In addition, most experienced liver surgeons have little experience in laparoscopy and therefore are not keen to advocate laparoscopic liver resections. Improvement in surgeons’ laparoscopic skills and their growing experience in laparoscopic handling of the liver with laparoscopic instruments have allowed better exposure and mobilization of the liver. At the same time, the development of new coagulation/section technologies have facilitated parenchymal transection. Both experimental studies and clinical reports have shown that carbon dioxide (CO2) embolism is a rare and well-tolerated event during laparoscopic liver resections [9, 28].
Although most reported laparoscopic liver resections still are minor hepatectomies for benign liver tumors [29], an increasing number of large series involving laparoscopic liver resections for benign and malignant tumors are being published [5, 22, 34]. Case-control studies have suggested that laparoscopy is even slightly better than laparotomy for left lateral lobectomies [24] and minor liver resections [26]. Finally, the results from a few series of laparoscopic resections of both hepatocellular carcinoma [3, 5, 23] and colorectal liver metastases [25] have suggested that tumor dissemination has not been enhanced by laparoscopy.
Currently, laparoscopic access is becoming a recognized technique for liver resection. However this advanced procedure still is limited to centers with experience in both hepatic and laparoscopic surgery. We report our experience with laparoscopic liver resection and compare earlier experiences with recent results and anatomic resections using prior vascular control with other resections.
Patients and methods
From February 1999 to January 2006, we performed 70 liver resections by laparoscopy.
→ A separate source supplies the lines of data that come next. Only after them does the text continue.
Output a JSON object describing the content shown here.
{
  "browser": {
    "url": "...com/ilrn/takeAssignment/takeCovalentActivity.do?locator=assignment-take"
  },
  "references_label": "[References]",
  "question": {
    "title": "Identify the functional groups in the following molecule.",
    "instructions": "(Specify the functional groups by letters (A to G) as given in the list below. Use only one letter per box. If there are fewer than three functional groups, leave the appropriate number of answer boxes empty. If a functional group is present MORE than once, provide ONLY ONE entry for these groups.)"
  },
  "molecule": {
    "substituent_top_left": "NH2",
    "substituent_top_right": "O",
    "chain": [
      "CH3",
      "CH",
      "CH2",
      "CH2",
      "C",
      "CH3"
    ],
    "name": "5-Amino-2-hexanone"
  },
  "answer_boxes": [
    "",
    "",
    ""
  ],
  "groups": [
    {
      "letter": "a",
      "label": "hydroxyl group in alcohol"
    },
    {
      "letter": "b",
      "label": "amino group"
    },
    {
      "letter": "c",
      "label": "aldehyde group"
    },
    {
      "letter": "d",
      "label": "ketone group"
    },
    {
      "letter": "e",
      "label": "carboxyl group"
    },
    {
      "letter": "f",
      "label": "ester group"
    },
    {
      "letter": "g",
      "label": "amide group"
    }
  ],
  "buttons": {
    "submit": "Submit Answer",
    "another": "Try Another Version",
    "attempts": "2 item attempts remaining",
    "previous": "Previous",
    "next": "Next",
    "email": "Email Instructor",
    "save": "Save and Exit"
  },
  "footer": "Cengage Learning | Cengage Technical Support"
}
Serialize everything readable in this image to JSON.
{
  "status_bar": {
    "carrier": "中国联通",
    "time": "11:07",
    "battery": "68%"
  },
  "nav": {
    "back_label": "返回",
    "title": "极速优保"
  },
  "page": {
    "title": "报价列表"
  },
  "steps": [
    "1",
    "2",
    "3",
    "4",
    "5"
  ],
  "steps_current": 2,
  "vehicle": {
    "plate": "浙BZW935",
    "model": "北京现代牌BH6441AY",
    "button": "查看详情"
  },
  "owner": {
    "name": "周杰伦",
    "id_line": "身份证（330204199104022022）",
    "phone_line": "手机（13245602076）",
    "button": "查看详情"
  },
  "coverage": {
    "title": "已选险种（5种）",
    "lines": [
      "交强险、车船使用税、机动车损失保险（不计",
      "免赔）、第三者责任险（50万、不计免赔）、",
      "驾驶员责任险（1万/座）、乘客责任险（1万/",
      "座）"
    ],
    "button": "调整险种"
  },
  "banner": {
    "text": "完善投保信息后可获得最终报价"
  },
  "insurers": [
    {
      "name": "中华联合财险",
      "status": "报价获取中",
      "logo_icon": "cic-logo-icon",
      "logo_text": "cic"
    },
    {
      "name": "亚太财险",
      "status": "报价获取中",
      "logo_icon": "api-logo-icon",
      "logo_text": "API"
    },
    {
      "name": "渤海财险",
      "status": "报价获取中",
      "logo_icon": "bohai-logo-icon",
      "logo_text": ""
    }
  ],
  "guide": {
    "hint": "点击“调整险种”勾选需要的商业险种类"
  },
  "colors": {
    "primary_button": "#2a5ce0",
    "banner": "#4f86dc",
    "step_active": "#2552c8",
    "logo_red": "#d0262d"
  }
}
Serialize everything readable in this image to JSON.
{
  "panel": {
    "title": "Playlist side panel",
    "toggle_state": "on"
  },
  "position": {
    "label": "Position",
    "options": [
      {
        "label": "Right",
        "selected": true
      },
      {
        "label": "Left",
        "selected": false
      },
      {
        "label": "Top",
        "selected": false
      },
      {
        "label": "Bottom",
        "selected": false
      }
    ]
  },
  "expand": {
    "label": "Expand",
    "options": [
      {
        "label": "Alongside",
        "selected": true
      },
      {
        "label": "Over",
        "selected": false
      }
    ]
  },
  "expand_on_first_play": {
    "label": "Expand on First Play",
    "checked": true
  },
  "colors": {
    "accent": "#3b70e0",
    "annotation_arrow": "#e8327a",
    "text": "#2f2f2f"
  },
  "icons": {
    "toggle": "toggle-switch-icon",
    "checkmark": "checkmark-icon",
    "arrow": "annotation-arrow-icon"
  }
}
Patients referred for benign or malignant liver lesions were routinely considered for laparoscopic hepatectomy. The indication for resection was not modified by the use of the laparoscopic approach, especially for benign lesions, which were resected only in the presence of symptoms or uncertain diagnosis on biopsy. The indications for laparoscopic segmental and atypical resections were tumors smaller than 4 cm located in the inferior or anterior segments of the liver (segments III, IV, V, and VI) or in left segment I. The indications for major hepatectomies (more than 3 segments) were either larger tumors or localized Caroli’s or polycystic diseases. Tumors invading or adjacent to the portal pedicle or hepatic veins were not considered suitable for laparoscopy. Patients were informed concerning the innovative nature of the procedure, and prior consent was obtained.
Liver resections were defined according to Couinaud’s classification. Prior vascular control (of the portal vessels and hepatic vein) and ligation of the portal pedicle were carried out before the parenchymal transection whenever possible. This procedure was typically sought for right hepatectomy (segments V, VI, VII, and VIII), left hepatectomy (segments II, III, and IV), and left lateral lobectomy (segments II and III). These resections were defined as anatomic with prior vascular control (APVC). Other resections including segmental (one or two segments) and atypical liver resections were performed without prior vascular control.
Surgical procedure
Pneumoperitoneum was performed using the open laparoscopy technique, and the abdominal pressure was maintained at less than 11 mmHg. The patients were in supine position. Trocar placement was based on the patient’s morphology and the type of resection. Four or five trocars were generally used. A central trocar was placed on the midline above the umbilicus for the laparoscope. In all cases, 0° laparoscopes were used. Two 10-mm working ports were placed on either side of the median trocar, and two 5-mm trocars were placed laterally for exposure. Intraoperative ultrasound was routinely performed. The part of liver to be removed then was mobilized.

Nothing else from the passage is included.